Due to cloud-based storage and cellular technology, the human resources needed to collect monitoring data have been greatly reduced. This performance data can not only be stored remotely, but also be measured in real time. The impact of this cannot be overstated. For instance, these technological advancements open up the potential to know whether or not an SCM is performing as needed or expected at any time, which can reduce costs associated with maintenance by allowing for as-needed inspections rather than inspections by schedule. Additionally, real-time monitoring can allow for real-time controls, thus transforming a passive or static SCM into a dynamically controlled infrastructure, which enables professionals to squeeze performance potential out of each practice in new and value-producing ways.
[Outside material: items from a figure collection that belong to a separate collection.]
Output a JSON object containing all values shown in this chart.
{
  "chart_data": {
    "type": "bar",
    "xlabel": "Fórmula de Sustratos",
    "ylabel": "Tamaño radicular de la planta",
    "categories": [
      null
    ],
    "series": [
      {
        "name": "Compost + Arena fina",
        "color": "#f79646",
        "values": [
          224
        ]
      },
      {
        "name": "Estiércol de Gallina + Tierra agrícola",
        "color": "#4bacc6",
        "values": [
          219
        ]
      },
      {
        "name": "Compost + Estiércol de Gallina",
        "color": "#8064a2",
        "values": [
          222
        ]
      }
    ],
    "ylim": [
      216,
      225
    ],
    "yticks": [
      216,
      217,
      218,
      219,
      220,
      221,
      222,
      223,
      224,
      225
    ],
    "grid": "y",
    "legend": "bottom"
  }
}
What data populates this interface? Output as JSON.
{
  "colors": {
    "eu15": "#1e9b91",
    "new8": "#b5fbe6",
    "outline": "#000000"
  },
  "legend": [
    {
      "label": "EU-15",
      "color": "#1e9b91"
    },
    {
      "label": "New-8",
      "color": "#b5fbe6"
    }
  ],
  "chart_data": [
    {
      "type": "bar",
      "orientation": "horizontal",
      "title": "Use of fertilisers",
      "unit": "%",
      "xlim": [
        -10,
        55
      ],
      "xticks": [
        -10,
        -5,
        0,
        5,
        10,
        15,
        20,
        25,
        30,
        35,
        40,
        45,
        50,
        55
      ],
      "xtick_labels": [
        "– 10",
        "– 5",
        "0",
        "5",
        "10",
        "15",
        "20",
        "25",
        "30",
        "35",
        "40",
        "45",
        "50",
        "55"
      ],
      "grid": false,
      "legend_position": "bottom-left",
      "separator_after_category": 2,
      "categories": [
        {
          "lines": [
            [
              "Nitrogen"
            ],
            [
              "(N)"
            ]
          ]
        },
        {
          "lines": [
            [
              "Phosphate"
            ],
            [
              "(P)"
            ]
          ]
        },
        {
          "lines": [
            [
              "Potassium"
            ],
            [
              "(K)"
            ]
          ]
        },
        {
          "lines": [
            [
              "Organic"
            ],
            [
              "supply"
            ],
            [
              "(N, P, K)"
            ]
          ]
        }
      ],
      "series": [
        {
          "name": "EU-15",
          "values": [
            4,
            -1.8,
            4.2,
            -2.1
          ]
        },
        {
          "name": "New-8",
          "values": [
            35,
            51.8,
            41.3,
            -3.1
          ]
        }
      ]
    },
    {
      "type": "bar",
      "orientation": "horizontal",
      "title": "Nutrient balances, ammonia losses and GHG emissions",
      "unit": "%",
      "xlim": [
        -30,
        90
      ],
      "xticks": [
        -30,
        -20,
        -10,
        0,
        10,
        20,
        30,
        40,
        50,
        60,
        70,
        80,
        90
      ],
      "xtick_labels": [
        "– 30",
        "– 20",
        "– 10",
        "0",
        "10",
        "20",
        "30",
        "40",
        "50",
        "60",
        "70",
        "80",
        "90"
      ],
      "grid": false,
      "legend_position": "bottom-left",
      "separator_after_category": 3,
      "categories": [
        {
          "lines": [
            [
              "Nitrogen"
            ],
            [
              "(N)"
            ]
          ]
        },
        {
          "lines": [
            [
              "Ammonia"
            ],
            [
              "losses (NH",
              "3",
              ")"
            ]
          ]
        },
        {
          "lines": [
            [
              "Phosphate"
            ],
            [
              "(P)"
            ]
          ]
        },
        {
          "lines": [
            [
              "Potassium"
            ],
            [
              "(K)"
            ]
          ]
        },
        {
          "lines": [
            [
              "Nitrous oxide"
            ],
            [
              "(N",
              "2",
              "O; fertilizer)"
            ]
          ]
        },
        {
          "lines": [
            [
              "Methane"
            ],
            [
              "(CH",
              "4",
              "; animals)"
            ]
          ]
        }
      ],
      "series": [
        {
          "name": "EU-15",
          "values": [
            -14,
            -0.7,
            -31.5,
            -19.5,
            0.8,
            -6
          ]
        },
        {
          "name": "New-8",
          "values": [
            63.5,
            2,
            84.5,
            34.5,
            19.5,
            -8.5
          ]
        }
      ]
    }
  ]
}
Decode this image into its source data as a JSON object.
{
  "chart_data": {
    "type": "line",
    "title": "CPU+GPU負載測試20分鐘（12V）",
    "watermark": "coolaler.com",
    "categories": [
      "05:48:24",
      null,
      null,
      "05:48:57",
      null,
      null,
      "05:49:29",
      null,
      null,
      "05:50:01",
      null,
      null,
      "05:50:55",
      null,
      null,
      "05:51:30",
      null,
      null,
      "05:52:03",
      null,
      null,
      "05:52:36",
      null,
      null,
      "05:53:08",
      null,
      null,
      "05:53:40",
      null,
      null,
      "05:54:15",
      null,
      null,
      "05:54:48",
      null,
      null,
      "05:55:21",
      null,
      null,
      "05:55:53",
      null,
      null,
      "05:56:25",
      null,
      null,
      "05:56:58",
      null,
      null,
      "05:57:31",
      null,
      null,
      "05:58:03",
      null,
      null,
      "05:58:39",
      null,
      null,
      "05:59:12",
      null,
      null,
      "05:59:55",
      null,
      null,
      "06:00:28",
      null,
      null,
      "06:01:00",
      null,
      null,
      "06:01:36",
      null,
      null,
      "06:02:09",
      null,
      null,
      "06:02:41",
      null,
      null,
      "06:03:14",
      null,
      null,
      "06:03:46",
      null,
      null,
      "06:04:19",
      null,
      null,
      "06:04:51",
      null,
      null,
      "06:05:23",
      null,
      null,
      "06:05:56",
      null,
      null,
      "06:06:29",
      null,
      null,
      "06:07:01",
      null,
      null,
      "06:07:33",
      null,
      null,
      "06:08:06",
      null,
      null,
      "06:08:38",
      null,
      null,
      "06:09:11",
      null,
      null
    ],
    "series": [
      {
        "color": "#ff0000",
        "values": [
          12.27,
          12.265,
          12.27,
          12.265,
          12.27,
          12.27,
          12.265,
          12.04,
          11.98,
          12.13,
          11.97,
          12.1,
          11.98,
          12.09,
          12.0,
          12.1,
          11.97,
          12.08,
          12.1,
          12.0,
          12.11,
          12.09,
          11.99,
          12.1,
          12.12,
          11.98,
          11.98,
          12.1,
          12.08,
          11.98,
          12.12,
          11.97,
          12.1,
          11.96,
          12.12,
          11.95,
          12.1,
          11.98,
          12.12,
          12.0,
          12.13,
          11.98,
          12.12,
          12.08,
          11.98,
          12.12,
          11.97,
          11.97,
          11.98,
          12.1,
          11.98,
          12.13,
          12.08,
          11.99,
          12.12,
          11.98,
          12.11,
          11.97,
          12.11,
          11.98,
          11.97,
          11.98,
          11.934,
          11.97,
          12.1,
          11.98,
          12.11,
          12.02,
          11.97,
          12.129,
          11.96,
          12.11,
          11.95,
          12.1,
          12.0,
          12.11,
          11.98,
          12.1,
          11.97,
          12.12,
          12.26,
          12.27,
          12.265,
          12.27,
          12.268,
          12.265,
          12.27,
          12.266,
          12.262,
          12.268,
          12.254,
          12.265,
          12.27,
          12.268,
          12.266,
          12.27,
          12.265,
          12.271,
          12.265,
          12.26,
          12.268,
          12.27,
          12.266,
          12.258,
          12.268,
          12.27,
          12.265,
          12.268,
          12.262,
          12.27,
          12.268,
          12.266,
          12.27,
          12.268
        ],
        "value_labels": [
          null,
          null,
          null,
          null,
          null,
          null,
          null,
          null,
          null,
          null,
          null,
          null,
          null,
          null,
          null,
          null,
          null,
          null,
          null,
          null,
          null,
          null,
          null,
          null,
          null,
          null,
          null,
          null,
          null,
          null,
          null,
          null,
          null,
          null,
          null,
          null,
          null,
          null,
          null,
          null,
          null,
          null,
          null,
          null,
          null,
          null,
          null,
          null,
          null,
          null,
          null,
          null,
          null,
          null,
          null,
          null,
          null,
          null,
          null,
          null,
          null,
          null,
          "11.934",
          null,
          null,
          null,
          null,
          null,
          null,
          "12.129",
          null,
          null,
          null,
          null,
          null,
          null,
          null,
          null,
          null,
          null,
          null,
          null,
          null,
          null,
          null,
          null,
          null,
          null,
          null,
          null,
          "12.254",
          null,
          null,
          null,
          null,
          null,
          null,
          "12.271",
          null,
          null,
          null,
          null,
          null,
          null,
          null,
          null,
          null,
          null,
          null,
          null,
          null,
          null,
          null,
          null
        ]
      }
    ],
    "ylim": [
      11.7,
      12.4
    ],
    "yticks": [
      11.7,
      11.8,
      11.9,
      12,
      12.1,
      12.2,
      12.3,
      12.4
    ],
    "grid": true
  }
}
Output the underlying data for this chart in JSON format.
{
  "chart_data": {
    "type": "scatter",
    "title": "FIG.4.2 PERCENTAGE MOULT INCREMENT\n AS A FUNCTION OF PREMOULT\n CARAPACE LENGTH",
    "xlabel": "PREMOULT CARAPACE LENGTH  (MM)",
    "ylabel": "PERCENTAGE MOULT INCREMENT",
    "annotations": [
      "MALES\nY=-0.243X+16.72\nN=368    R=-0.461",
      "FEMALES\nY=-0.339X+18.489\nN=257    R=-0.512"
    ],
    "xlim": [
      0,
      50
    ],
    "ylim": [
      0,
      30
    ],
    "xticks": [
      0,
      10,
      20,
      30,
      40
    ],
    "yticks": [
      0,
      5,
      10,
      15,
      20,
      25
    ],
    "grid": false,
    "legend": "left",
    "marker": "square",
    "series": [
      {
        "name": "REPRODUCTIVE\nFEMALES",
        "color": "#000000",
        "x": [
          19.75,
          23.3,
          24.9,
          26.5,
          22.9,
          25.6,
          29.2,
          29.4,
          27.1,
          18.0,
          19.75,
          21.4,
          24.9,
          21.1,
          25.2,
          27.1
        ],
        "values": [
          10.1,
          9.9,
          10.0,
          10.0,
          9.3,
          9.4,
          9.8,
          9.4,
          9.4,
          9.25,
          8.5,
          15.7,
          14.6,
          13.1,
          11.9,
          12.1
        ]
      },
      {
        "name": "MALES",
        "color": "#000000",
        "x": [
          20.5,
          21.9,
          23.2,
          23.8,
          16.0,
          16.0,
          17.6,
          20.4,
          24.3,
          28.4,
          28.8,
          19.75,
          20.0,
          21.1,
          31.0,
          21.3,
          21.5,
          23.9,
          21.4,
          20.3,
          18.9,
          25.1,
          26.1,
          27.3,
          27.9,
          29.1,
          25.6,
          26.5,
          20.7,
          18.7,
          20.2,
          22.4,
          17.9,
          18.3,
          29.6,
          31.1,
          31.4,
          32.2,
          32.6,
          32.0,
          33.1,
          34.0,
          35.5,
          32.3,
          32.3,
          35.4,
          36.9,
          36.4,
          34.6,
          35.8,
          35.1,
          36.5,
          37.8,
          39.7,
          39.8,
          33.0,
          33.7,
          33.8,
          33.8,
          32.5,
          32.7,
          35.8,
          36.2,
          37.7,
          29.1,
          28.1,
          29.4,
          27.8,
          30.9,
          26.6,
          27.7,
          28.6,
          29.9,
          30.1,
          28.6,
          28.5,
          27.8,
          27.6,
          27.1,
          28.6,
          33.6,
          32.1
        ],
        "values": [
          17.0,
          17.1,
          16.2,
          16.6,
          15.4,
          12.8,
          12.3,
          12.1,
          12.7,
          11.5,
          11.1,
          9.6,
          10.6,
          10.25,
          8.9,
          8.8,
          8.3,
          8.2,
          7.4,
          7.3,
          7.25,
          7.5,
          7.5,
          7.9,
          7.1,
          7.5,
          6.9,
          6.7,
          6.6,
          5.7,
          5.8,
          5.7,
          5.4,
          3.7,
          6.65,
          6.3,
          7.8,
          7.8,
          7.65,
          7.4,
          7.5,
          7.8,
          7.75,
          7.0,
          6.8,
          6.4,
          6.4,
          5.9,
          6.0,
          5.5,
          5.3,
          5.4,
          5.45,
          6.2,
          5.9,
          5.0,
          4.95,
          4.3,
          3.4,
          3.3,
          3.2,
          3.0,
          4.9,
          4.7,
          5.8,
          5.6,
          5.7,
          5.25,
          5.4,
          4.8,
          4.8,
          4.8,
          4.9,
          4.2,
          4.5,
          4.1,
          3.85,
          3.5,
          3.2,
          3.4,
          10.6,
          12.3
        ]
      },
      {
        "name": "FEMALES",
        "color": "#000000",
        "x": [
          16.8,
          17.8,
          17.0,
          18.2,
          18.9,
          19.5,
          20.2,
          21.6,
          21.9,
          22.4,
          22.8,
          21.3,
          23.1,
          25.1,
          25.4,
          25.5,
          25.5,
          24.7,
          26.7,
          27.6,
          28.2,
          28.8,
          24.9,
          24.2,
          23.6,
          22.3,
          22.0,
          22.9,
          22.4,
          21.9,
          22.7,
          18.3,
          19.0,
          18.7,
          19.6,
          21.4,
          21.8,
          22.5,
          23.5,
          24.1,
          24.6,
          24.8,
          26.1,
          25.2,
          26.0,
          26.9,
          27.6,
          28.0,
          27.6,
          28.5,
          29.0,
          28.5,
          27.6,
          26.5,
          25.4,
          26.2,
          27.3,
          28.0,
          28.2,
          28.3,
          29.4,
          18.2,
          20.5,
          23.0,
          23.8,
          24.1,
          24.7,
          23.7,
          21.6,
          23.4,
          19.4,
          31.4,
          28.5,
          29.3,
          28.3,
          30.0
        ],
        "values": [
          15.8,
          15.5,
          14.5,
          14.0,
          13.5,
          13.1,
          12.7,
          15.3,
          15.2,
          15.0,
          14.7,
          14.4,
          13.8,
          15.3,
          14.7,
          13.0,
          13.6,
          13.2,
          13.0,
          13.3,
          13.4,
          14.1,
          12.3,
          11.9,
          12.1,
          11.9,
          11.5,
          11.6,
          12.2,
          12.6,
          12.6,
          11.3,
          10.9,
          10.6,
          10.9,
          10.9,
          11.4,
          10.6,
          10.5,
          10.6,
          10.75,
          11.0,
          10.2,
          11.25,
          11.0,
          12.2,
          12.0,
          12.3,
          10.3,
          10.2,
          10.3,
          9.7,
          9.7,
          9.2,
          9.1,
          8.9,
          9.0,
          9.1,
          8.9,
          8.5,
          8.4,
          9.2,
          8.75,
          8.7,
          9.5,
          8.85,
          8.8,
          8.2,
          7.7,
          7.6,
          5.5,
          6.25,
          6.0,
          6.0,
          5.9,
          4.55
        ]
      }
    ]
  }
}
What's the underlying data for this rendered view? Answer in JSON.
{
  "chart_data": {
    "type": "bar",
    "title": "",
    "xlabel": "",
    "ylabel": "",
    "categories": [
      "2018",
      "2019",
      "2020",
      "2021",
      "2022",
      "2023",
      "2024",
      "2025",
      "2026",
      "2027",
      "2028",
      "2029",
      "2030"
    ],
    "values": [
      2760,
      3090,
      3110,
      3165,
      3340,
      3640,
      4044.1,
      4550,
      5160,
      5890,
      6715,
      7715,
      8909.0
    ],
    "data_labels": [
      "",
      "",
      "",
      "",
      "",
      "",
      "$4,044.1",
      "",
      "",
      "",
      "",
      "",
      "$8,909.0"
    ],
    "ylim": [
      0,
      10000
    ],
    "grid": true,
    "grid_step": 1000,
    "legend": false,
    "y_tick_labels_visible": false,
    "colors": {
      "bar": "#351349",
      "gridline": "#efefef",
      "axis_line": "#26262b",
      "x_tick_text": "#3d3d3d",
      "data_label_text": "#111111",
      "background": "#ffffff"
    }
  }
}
Like baseball, the storm water sector always has driven lots of data. In 1858, Henry Chadwick, a New York sportswriter, developed the box score, which formalized the organization of data generated by a single baseball game. The parallel for storm water is the collection of storm water program performance information that is required through tracking and reporting to meet municipal separate storm sewer permit requirements.

Similar to use of limited baseball statistics, much of the storm water program and performance data that is collected is not readily manipulated, and in many instances, the data collected is rarely reviewed or analyzed. Beyond this, new, cheaper sensors can provide real-time data that can be immediately sent and stored in the cloud, which is exponentially increasing collected data.

New technologies not only are capturing and storing performance data, but also using it to make infrastructure dynamic and smart. The storm water sector is becoming a big data sector, and increasingly, we expect to see more and more decision-making on SCM selection and program management through high-quality and dynamic data sets. Storm water has always had to scrounge for funding and is constantly seeking legitimacy as an infrastructure industry. Like the underdog Oakland Athletics, perhaps storm water will go on a long winning streak. And with cleaner water, we all win.